No. 29 was a landmark in Mozart’s stylistic development, notable as much for its tone as for its form: like other of his works in A major—for instance, his late quintet and concerto for clarinet—this is music of special lyricism, warmth, euphony, and sensuousness; even the cheerful and optimistic fast movements have the autumn-coloured beauty characteristic of Mozart’s “A- major mood.” (This was his last symphony in that key, however.) He calls for modest orchestral forces, just oboes, horns, and strings—no flutes, clarinets, bassoons, trumpets, or drums—and his scoring is often chamber-music-like in its delicacy. But this was also an unusually long, serious, and ambitious work for its time. The first, second, and fourth movements are all set in a fully worked- out sonata form with both halves repeated and a coda appended, and one hears other evidence that Mozart was thinking beyond individual movements to the unity and coherence of the work as a whole: for instance, both outer movements begin with a theme that opens with a downward leap of an octave in the violins.
“Few symphonic movements in 1774 could boast an opening quite so powerful and exciting.”
The opening theme of the first movement is introduced quietly but with slowly mounting intensity, and when the full orchestra finally takes up the theme (forte) Mozart sets it in a busy texture of urgent imitative counterpoint between violins and basses.
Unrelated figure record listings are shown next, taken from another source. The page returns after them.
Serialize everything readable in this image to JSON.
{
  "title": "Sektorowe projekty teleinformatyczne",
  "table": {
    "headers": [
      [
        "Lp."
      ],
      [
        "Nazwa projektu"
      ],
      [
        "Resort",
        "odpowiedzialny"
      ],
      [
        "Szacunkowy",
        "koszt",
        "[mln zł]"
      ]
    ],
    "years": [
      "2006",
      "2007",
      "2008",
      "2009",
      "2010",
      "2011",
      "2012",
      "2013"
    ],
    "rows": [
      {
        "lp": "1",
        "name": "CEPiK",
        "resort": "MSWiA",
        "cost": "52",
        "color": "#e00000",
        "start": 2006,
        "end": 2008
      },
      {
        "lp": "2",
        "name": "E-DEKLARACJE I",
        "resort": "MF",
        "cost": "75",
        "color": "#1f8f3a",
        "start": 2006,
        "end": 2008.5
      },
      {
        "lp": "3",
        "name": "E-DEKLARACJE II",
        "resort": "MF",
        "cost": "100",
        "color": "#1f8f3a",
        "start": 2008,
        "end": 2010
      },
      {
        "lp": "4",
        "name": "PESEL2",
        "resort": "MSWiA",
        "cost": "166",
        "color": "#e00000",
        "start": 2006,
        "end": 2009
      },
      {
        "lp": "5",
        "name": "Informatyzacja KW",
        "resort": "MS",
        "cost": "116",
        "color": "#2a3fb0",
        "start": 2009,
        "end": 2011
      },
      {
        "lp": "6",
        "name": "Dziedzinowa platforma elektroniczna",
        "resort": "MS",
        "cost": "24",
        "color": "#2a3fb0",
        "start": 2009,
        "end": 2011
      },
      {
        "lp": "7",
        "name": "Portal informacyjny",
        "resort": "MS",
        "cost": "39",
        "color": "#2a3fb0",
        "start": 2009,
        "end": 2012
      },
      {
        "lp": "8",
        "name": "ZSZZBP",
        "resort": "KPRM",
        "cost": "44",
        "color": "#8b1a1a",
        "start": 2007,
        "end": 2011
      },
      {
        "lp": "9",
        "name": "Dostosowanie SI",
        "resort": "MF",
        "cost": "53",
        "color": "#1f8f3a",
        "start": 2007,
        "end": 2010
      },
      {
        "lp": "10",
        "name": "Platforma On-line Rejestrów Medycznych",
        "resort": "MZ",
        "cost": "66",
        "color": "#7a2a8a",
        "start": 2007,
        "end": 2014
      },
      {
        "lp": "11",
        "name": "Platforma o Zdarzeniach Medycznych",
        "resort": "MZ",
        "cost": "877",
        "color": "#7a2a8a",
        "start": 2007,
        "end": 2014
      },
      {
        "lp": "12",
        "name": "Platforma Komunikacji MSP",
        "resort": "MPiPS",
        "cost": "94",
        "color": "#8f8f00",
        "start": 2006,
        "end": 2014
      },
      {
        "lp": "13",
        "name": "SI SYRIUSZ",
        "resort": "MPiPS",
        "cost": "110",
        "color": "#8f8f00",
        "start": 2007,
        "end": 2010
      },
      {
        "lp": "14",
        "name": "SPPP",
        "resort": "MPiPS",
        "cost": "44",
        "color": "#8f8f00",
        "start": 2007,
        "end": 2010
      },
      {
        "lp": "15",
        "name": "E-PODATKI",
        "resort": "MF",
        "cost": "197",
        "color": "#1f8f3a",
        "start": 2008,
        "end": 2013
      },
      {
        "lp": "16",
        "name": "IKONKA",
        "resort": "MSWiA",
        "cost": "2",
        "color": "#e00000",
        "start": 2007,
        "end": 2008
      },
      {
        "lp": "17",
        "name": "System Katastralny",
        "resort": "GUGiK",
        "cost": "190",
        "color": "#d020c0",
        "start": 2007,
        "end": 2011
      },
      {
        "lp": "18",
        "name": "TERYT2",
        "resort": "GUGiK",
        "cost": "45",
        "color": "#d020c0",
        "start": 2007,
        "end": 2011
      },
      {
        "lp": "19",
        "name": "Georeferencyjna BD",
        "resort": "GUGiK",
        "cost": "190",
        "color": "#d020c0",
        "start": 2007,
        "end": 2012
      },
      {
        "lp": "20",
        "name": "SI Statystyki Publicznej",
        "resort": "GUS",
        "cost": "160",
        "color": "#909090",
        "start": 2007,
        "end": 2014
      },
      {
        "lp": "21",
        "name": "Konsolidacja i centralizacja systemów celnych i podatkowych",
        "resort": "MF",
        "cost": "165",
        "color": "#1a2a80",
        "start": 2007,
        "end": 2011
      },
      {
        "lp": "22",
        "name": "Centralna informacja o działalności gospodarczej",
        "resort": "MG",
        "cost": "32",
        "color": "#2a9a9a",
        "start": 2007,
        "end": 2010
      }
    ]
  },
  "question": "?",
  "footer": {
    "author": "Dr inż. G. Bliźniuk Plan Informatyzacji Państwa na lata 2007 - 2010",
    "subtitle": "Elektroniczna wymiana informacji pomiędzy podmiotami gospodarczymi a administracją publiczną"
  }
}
Few symphonic movements in 1774 could boast an opening quite so powerful and exciting. (Mozart employs the same imitative treatment of the theme in his bustling coda, too.) The eloquent and refined Andante, in which the violins are muted throughout, is deeply lyrical, with a nobility and stateliness conveyed by dotted rhythms that would have reminded Mozart’s listeners of the majesty of the French Baroque, especially the ouverture. There is a concise but surprisingly intense development section in the middle, and in fact the whole Andante is musically substantial (that is, not merely pretty) in ways that look ahead to the profound and emotionally complex slow movements of Mozart’s later works. The elegant Menuetto, which also features dotted rhythms, is more truly symphonic than most contemporary minuets, which tended to come across as merely stylized dance music; the Mozart scholar Einstein noted “contrasts of grace and almost Beethoven-like violence” in this movement. The finale is joyful and impulsive, set in the boisterous 6/8 rhythm characteristic of eighteenth-century chasse (hunting) music (listen for “hunting-horn” calls in the horn parts). The movement is a glittering specimen of Classical symphonic wit. For instance, at every important juncture in the form Mozart writes an upward-rushing scale for unaccompanied violins, followed by a pause; the scale is loud and intrusive, comically so, and the pause leaves the listener wondering what is going to happen next. (Haydn loved to play games like this.) Mozart even incorporates the scale into the very last bars, at the end of a raucous coda, as though to hint that there is still more music to come (there isn’t). But this finale is not only playful: there is a stormy development section in the middle, with string tremolos and imitative counterpoint, that Einstein described as “the richest and most dramatic Mozart had written up to this time.”